“Since I was a little baby. Someone left me on the doorstep of a foundling home.”

He noticed that while she was replying to his questions in an even tone of voice, she was staring at her food with a good deal of concentration and her blush had become more pronounced. Was she embarrassed at having to admit her probable lack of legitimacy? he wondered. Surely she had grown accustomed to it in—how old was she?—twenty-four years. Nonsense, of course she had.

“But on your original application form, Miss Gresham, you gave Thomas and Mary Gresham as the names of your parents.”

Wednesday had stopped eating and was playing with her water glass. “They were an old couple who adopted me,” she said in a very low voice. “They died when I was fifteen. I have no living relatives.”

“That you know of,” he pointed out, raising a cautionary finger.

Much to Fabian’s surprise she chuckled. It was a very odd chuckle and made him feel extremely uncomfortable. “That’s right, Mr. Balik. I have no living relatives—that I know of.” She looked over his shoulder and chuckled again. “That I know of,” she repeated softly to herself.

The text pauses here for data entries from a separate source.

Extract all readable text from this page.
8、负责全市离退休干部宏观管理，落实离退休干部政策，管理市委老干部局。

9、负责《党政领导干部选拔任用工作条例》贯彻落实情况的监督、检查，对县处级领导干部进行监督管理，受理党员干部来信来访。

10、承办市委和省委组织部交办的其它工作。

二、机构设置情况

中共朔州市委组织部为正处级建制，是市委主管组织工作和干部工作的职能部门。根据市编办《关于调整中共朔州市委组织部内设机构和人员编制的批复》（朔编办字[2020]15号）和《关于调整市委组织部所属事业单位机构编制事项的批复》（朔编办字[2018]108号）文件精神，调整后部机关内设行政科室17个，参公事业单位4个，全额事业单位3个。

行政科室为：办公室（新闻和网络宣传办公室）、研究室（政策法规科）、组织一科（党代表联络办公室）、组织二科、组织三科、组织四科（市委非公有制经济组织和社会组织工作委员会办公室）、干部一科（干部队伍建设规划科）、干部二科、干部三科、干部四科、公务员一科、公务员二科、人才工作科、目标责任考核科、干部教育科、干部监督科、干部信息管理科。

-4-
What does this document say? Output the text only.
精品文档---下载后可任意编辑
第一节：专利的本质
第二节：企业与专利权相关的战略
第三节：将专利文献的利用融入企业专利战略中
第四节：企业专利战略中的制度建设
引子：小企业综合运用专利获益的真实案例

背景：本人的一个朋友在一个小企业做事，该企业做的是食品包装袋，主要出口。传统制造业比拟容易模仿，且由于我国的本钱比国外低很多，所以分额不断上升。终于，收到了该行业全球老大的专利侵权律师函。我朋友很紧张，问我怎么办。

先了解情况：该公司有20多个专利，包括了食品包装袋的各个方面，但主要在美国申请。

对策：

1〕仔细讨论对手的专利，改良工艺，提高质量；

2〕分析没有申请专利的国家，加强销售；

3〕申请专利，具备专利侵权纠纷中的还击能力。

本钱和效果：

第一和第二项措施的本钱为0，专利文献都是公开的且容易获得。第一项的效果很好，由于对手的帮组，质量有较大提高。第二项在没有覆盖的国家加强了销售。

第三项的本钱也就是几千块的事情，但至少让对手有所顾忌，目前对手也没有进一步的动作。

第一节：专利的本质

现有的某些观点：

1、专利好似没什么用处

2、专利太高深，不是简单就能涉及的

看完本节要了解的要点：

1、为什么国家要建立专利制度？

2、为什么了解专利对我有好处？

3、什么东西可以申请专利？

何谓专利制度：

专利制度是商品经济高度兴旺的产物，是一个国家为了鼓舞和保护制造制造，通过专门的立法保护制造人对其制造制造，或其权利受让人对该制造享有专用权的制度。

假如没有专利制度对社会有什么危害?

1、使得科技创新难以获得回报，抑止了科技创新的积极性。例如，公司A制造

Fabian felt irritably that the interview was somehow getting away from him. He raised his voice slightly. “Then who is Dr. Morris Lorington?”

She was attentive again. In fact, wary was more like it. “Dr. Morris Lorington?”

“Yes, the man you said should be notified in case of emergency. In case anything happened to you while you were working for us.”

She looked very wary now. Her eves were narrowed, she was watching him very closely; her breathing was a bit faster, too. “Dr. Lorington is an old friend. He—he was the doctor at the orphanage. After the Greshams adopted me, I kept going to him whenever—” Her voice trailed off.

“Whenever you needed medical attention?” Fabian suggested.

“Ye-es,” she said, brightening, as if he had come up with an entirely novel reason for consulting a physician. “I saw him whenever I needed medical attention.”